A top prosecutor in Illinois is kicking off an effort to expunge thousands of low-level marijuana convictions in her county.
Cook County State Attorney Kim Foxx filed motions in a court on the Chicago’s Southwest Side on Wednesday to vacate more than 1,000 low-level cannabis convictions issued to people who possessed less than 30 grams of marijuana. The move came less than a month before recreational marijuana becomes legal in the state.
Foxx issued the petitions to Chief Judge Timothy Evans, who granted the request to expunge the convictions from court records, The Associated Press reported.
“Today, we made history and took the first step in the single largest and most equitable piece of criminal justice reform Illinois has ever seen,” Foxx said in a statement.
She added in a video shared on Twitter that “clearing these convictions will reopen the door to employment, education housing and so many other opportunities for those who have previously been left out.”
This was an important day for justice and equity in Cook County – I want to tell you why we did it. pic.twitter.com/fG0aoA1Ic4
— State’s Attorney Kim Foxx (@SAKimFoxx) December 11, 2019
Illinois Gov. J. B. Pritzker (D) in June signed legislation to make Illinois the 11th state, including Washington, D.C., to legalize recreational marijuana. The Cannabis Regulation and Taxation Act, which is set to go into effect on Jan. 1, will require the courts to expunge records for minor marijuana offenses.
Residents will soon be permitted to possess up to 30 grams of cannabis flower, 500 milligrams of THC in a cannabis-infused product such as an edible and 5 grams of cannabis concentrate.
The Marijuana Policy Project has said that 770,000 state residents would be eligible to have their marijuana-related offenses expunged.
Foxx’s office will reportedly use technology developed by the non-profit organization Code For America to evaluate eligibility of defendants to have marijuana-related convictions expunged.
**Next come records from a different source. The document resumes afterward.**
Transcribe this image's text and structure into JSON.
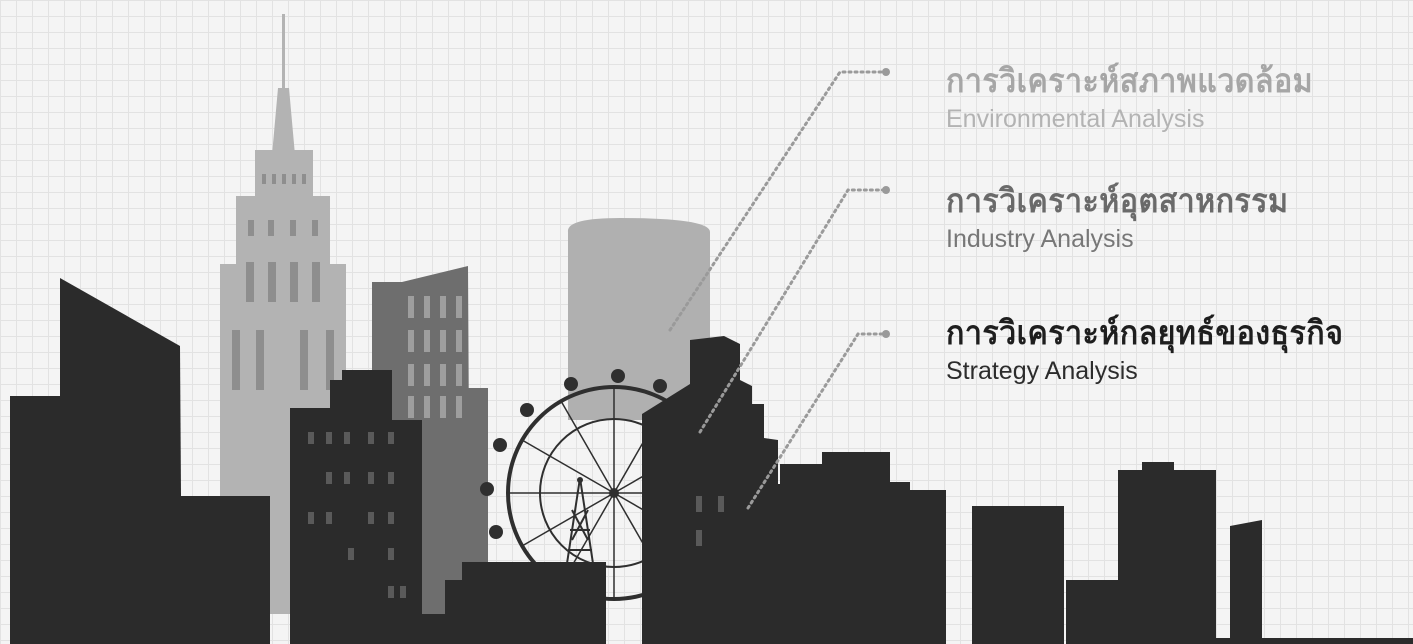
{
  "items": [
    {
      "thai": "การวิเคราะห์สภาพแวดล้อม",
      "english": "Environmental Analysis",
      "level": "light"
    },
    {
      "thai": "การวิเคราะห์อุตสาหกรรม",
      "english": "Industry Analysis",
      "level": "medium"
    },
    {
      "thai": "การวิเคราะห์กลยุทธ์ของธุรกิจ",
      "english": "Strategy Analysis",
      "level": "dark"
    }
  ],
  "colors": {
    "background": "#f4f4f4",
    "grid": "#e2e2e2",
    "tower_light": "#b0b0b0",
    "building_mid": "#6e6e6e",
    "building_dark": "#2b2b2b",
    "connector": "#9a9a9a"
  }
}
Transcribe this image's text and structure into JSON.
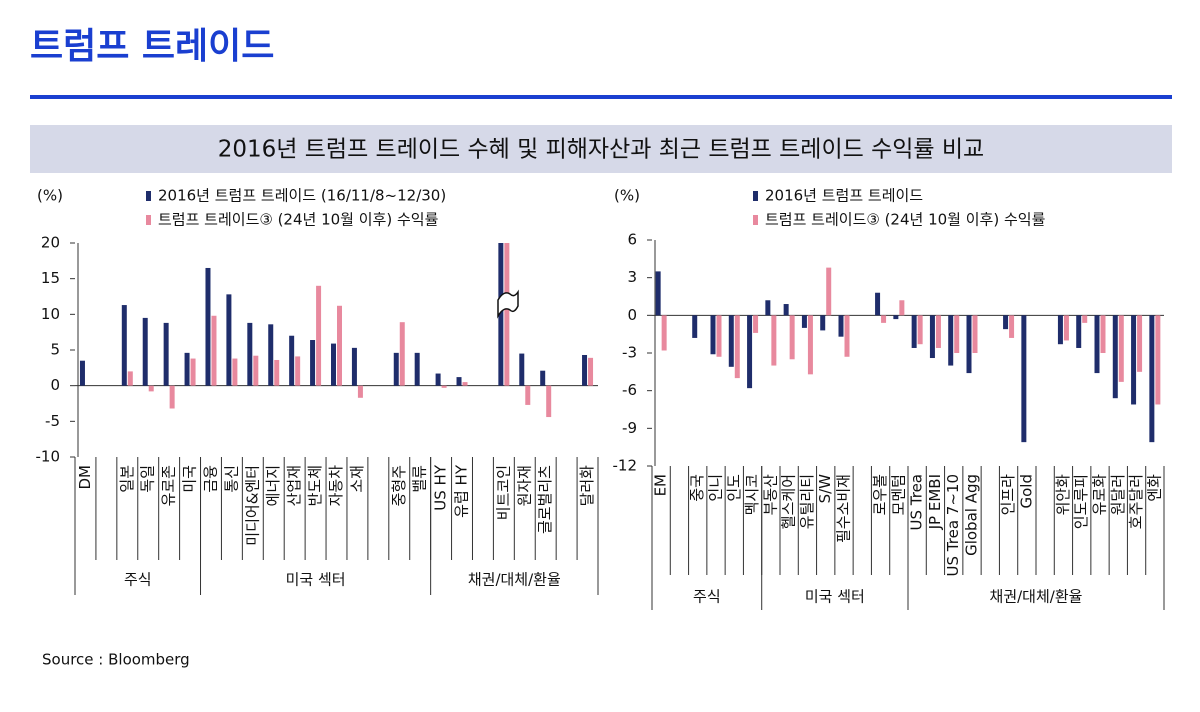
{
  "header": {
    "title": "트럼프 트레이드",
    "subtitle": "2016년 트럼프 트레이드 수혜 및 피해자산과 최근 트럼프 트레이드 수익률 비교"
  },
  "chart_data": [
    {
      "type": "bar",
      "y_label": "(%)",
      "ylim": [
        -10,
        20
      ],
      "yticks": [
        -10,
        -5,
        0,
        5,
        10,
        15,
        20
      ],
      "groups": [
        {
          "label": "주식",
          "categories": [
            "DM",
            null,
            "일본",
            "독일",
            "유로존",
            "미국"
          ]
        },
        {
          "label": "미국 섹터",
          "categories": [
            "금융",
            "통신",
            "미디어&엔터",
            "에너지",
            "산업재",
            "반도체",
            "자동차",
            "소재",
            null,
            "중형주",
            "밸류"
          ]
        },
        {
          "label": "채권/대체/환율",
          "categories": [
            "US HY",
            "유럽 HY",
            null,
            "비트코인",
            "원자재",
            "글로벌리츠",
            null,
            "달러화"
          ]
        }
      ],
      "series": [
        {
          "name": "2016년 트럼프 트레이드 (16/11/8~12/30)",
          "color": "#1f2d6b",
          "values": [
            3.5,
            null,
            11.3,
            9.5,
            8.8,
            4.6,
            16.5,
            12.8,
            8.8,
            8.6,
            7.0,
            6.4,
            5.9,
            5.3,
            null,
            4.6,
            4.6,
            1.7,
            1.2,
            null,
            20,
            4.5,
            2.1,
            null,
            4.3
          ]
        },
        {
          "name": "트럼프 트레이드③ (24년 10월 이후) 수익률",
          "color": "#e8899e",
          "values": [
            null,
            null,
            2.0,
            -0.8,
            -3.2,
            3.8,
            9.8,
            3.8,
            4.2,
            3.6,
            4.1,
            14.0,
            11.2,
            -1.7,
            null,
            8.9,
            null,
            -0.3,
            0.5,
            null,
            20,
            -2.7,
            -4.4,
            null,
            3.9
          ]
        }
      ]
    },
    {
      "type": "bar",
      "y_label": "(%)",
      "ylim": [
        -12,
        6
      ],
      "yticks": [
        -12,
        -9,
        -6,
        -3,
        0,
        3,
        6
      ],
      "groups": [
        {
          "label": "주식",
          "categories": [
            "EM",
            null,
            "중국",
            "인니",
            "인도",
            "멕시코"
          ]
        },
        {
          "label": "미국 섹터",
          "categories": [
            "부동산",
            "헬스케어",
            "유틸리티",
            "S/W",
            "필수소비재",
            null,
            "로우볼",
            "모멘텀"
          ]
        },
        {
          "label": "채권/대체/환율",
          "categories": [
            "US Trea",
            "JP EMBI",
            "US Trea 7~10",
            "Global Agg",
            null,
            "인프라",
            "Gold",
            null,
            "위안화",
            "인도루피",
            "유로화",
            "원달러",
            "호주달러",
            "엔화"
          ]
        }
      ],
      "series": [
        {
          "name": "2016년 트럼프 트레이드",
          "color": "#1f2d6b",
          "values": [
            3.5,
            null,
            -1.8,
            -3.1,
            -4.1,
            -5.8,
            1.2,
            0.9,
            -1.0,
            -1.2,
            -1.7,
            null,
            1.8,
            -0.3,
            -2.6,
            -3.4,
            -4.0,
            -4.6,
            null,
            -1.1,
            -10.1,
            null,
            -2.3,
            -2.6,
            -4.6,
            -6.6,
            -7.1,
            -10.1
          ]
        },
        {
          "name": "트럼프 트레이드③ (24년 10월 이후) 수익률",
          "color": "#e8899e",
          "values": [
            -2.8,
            null,
            null,
            -3.3,
            -5.0,
            -1.4,
            -4.0,
            -3.5,
            -4.7,
            3.8,
            -3.3,
            null,
            -0.6,
            1.2,
            -2.3,
            -2.6,
            -3.0,
            -3.0,
            null,
            -1.8,
            null,
            null,
            -2.0,
            -0.6,
            -3.0,
            -5.3,
            -4.5,
            -7.1
          ]
        }
      ]
    }
  ],
  "source": "Source : Bloomberg"
}
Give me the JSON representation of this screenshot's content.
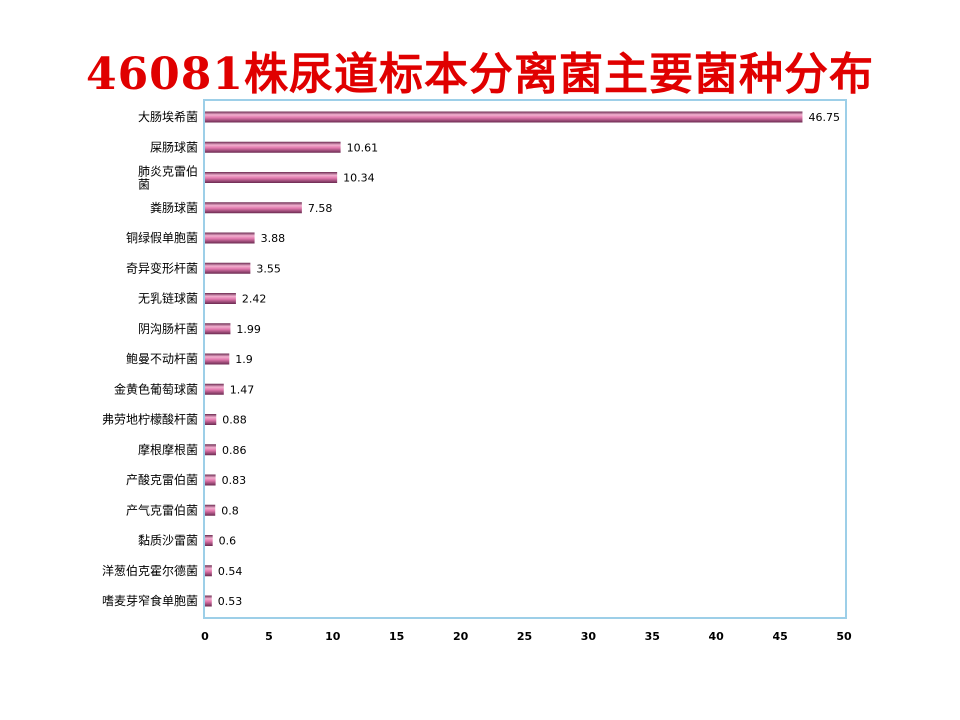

Defendants will be notified by email or letter once their convictions have been removed from their record, AP noted.
Individuals who were convicted of possessing more than 30 grams of marijuana will be required to file a petition individually to get their records expunged.
“The time for justice is now, especially for communities of color who have long been disproportionately impacted by minor cannabis convictions and the failed war on drugs,” Foxx added in a separate tweet.